Madem ki Yüce Allah bizim en yakınımızdır. Ezber olmadan, Sayı olmadan, Şartsız, Yalın bir halde Gizlice tenha bir yerde onla kalbimiz aracılığıyla konuşsak. Sadece Kalbimiz ile ondan özür dilesek bizi duyar. Pir Ömer Halveti hz. de öyle yapmamışmıdır. ? Kuşlar ve Yabani hayvanlar dahi o sevgiden istifade etmek için etrafına toplaşmamışmıdır ? Mevlana Hz. o sevgiyi hissederek kollarını açarak dönmemişmidir. ?
Kimileri diyor Zeydiler Tasavvufu toptan ret eder. Ben ise benzediği yönleri olduğuna inanıyorum. Araştırdıklarımdan anladığım kadarıyla -bize göre- Aşk böyle olmalı. Doğrusu Tasavvuf ile ilgili pek de derin bir bilgim yok fakat anladığım kadarıyla doğru yolda ki -Aşk diye adlandırdığınız- Sevgi büyük bir nimettir.

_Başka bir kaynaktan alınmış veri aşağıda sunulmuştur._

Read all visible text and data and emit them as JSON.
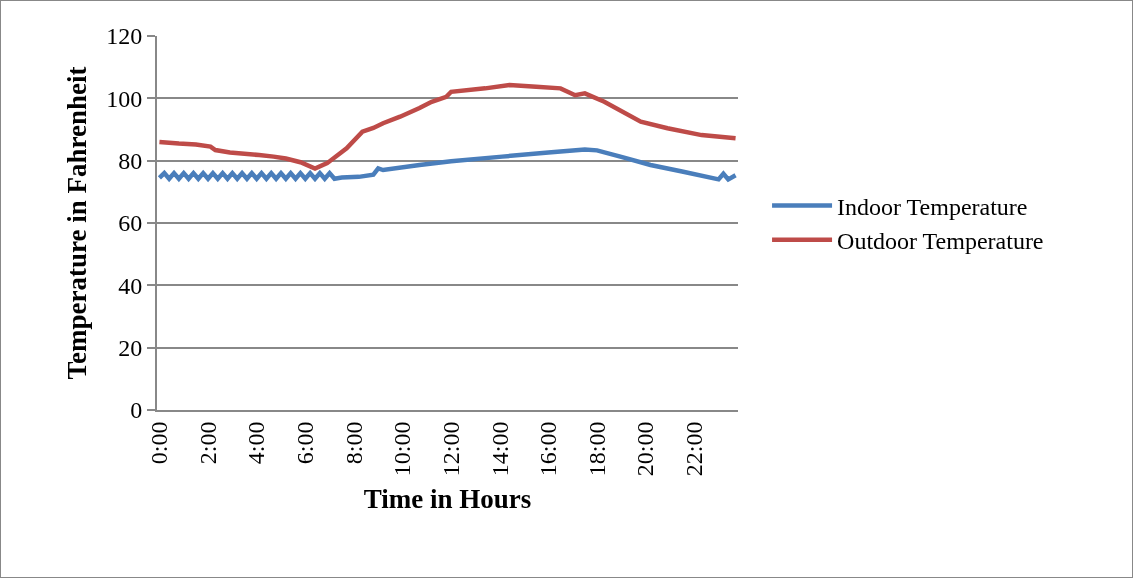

Haram yoldan döndüren Sabır da -Aynı zamanda Yüce Allah'ın da sıfatıdır.- insanı aynı yere, Sevgiye götürür. İşte Hz. Zeyd bu sonuca Akıl ederek, Tecrübe ile, inceleyerek ulaşmıştır.
Sayın safer32 kardeş. Daha önce size hitaben yazdım mı ben hatırlayamadım :003: kusura bakmazsınız İnşaallah.
Saygılar..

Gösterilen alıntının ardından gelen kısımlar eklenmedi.